How to protect yourself against simplest form of credit card theft

Posted at 11:39 PM, Jul 28, 2014
and last updated 2014-07-28 23:39:14-04

RICHMOND, Va. -- Reviewing bank statements is now a nightly ritual for one Midlothian couple after hundreds of dollars were taken from their account, shortly after the data breach that hit major stores like Target last year.

Alison Markow tells CBS 6’s Lorenzo Hall that she thought her husband, Brant, was keeping a secret.

“It wasn't me. I was not buying stuff and getting into trouble that way. I was assuring her that I was not in Reston going shopping or anything,” Brant said.

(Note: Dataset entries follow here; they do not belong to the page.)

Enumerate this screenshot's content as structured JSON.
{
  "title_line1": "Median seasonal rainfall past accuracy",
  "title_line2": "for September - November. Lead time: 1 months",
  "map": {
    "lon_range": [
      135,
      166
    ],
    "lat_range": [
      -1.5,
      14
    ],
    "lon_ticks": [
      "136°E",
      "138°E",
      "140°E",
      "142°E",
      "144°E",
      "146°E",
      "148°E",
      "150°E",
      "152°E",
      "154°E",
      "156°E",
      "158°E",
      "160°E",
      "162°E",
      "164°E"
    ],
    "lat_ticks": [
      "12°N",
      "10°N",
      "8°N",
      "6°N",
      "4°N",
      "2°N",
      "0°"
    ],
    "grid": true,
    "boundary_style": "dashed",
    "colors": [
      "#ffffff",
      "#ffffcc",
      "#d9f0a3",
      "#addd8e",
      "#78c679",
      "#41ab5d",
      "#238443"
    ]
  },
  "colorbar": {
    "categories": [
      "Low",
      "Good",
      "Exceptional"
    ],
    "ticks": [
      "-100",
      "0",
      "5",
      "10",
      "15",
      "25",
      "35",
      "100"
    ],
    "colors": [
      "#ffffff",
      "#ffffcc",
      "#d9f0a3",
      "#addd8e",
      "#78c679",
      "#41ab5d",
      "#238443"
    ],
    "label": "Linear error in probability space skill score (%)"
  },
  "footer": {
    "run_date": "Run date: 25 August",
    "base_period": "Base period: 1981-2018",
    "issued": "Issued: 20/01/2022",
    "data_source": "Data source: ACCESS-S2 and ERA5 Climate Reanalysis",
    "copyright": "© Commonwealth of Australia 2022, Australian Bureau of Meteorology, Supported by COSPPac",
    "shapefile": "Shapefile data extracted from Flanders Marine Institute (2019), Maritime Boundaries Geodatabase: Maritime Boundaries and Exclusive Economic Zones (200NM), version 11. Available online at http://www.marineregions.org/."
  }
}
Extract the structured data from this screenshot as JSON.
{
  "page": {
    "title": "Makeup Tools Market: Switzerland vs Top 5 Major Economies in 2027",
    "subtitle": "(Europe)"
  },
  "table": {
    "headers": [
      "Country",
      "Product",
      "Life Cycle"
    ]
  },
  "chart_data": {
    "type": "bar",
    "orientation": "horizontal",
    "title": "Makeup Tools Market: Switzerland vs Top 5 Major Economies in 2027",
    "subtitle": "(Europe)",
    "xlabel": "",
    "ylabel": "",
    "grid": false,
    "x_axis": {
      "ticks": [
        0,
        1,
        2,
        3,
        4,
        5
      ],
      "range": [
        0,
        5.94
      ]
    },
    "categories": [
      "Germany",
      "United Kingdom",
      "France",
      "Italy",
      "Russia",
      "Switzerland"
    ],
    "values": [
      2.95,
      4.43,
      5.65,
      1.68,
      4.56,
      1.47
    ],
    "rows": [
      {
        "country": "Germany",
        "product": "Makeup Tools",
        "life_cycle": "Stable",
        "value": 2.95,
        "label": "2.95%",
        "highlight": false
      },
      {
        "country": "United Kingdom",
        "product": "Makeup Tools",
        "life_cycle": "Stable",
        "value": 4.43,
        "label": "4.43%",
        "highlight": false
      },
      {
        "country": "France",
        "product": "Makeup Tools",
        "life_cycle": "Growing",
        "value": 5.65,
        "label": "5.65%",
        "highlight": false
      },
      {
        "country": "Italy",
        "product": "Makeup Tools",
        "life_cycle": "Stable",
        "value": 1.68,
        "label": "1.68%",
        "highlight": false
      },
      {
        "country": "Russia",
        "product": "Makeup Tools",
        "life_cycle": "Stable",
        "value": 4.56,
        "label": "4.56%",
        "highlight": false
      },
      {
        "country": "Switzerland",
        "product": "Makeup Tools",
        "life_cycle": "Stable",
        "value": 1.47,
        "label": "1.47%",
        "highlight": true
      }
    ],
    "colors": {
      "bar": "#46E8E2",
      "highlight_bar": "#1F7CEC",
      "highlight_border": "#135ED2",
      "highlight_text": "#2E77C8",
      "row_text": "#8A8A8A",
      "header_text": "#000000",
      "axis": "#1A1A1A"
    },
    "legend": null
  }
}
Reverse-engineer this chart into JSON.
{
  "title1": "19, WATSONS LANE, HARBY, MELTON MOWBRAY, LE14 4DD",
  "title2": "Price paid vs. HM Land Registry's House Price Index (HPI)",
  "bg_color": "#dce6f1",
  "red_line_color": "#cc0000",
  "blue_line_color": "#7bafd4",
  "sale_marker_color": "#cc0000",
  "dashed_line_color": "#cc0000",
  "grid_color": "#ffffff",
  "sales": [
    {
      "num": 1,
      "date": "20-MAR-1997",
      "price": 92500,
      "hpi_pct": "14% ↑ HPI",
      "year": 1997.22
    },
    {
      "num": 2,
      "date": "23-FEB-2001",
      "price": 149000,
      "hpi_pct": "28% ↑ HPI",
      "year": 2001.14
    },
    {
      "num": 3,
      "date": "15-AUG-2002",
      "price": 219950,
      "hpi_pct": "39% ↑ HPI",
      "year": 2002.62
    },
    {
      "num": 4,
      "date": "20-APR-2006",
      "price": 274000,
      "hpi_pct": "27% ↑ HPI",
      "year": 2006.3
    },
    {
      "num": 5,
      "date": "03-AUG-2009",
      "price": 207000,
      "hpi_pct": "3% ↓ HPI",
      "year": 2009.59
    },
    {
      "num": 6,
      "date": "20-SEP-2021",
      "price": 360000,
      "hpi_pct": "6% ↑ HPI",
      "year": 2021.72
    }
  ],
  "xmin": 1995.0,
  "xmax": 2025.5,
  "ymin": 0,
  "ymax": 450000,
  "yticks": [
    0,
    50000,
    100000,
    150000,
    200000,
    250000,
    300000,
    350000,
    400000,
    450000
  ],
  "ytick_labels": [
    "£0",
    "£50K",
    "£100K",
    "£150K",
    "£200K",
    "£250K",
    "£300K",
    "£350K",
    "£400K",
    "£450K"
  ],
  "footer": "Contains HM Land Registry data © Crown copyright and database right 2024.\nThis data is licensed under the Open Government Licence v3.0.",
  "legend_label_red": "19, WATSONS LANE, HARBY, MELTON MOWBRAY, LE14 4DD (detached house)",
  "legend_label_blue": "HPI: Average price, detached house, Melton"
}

Actually, hackers obtained their credit card information and went on multiple shopping sprees in Reston.

“I felt very violated, I guess, that someone had my information and I didn't know what other information they had besides my credit card number,” Alison said.


Then months later, the Markows still don't feel safe, even though companies have taken major steps to keep your money safe with new anti-theft technology.

New technology sounds great, but CBS 6 went to find out how these stores hold up against the simplest form of theft, when someone just steals your card and swipes it at the register.

In recent weeks, CBS 6 News has reported on a number of thieves taking debit and credit cards and then spending hundreds of dollars.

To find out if using a credit card that's not yours is as easy as it seems, Hall handed three cards to our CBS 6 Interns, Krista Willard and Matt Leonard.


One card has a picture on the front, another has no signature and the third, has “check ID" written on the back.

“I’ve used other people's credit cards to buy stuff before. I mean, not ones that were stolen,” Leonard said.

CBS 6 traveled to nearly a dozen stores, chosen at random across central Virginia. Stores like Kroger, Target, Pleasants Hardware and Walmart allow you to swipe your own card, with no mechanism in place to catch thieves.

Pleasants and Kroger only require a cardholder's signature after a certain amount of money is spent. Target said your card must be flagged by your bank or credit card company first for them to notice.

We also tried stores that actually handle your card and swipe for you.

Using the card with no signature first, Leonard was able to freely make purchases at Mongrel in Carytown and Chick-Fil-A.

“He just seemed rushed and didn't seem too worried about it,” Leonard said.

When he tried the card with "Check ID" at Buzz and Ned's and Sugar Shack, the cashier's did check, but still went through with the sale, even when he couldn't produce a matching ID.

“I said, 'It's not my card.' She asked whose it was and I said, 'My friend's,'” Leonard said.

Willard got the same reaction at Arby's, Lamplighter Coffee and Traveling Chic Boutique. Using a card with a picture that clearly doesn't match, Krista was never questioned.

“I figured because of the picture there was a greater chance, it was a little riskier that she would say something, but, I don't even think she flipped the card over and looked at it,” Willard said.


From there, Hall went inside all the stores to find out why and was told, “I’m not sure,” by Lamplighter Coffee, “It was a mistake,” by Mongrel, “This was a slip-up,” by Arby’s, “Employees are supposed to check,” by Chick-Fil-A and “Employees are still training,” by Traveling Chic Boutique.

Buz Grossberg, Owner of Buzz and Ned’s took it a step further. He met with managers immediately after we informed him of our investigation and reminded them about the importance of having cashiers thoroughly check your debit and credit cards.

“We are as much to blame as our cashier because we should be checking them way more often,” Grossberg said.

CBS 6 took our findings to Nancy Thomas, President of the Richmond Retail Merchants Association. Thomas told us, she is disappointed and is urging retailers to better train their staff.

“The responsibility of the retailer is really in the training. It’s not just about giving good product service or the goods that you offer your consumers. It’s about protecting them as well,” Thomas said.

Thomas also urges consumers to better protect themselves by reviewing bank and credit card statements daily.

CBS 6 should note, none of the stores listed have done anything illegal, but are urged to check credit and debit cards if they are not signed or have “Check ID” written on the back.

CBS 6 have not yet heard back from Sugar Shack or Wal-Mart.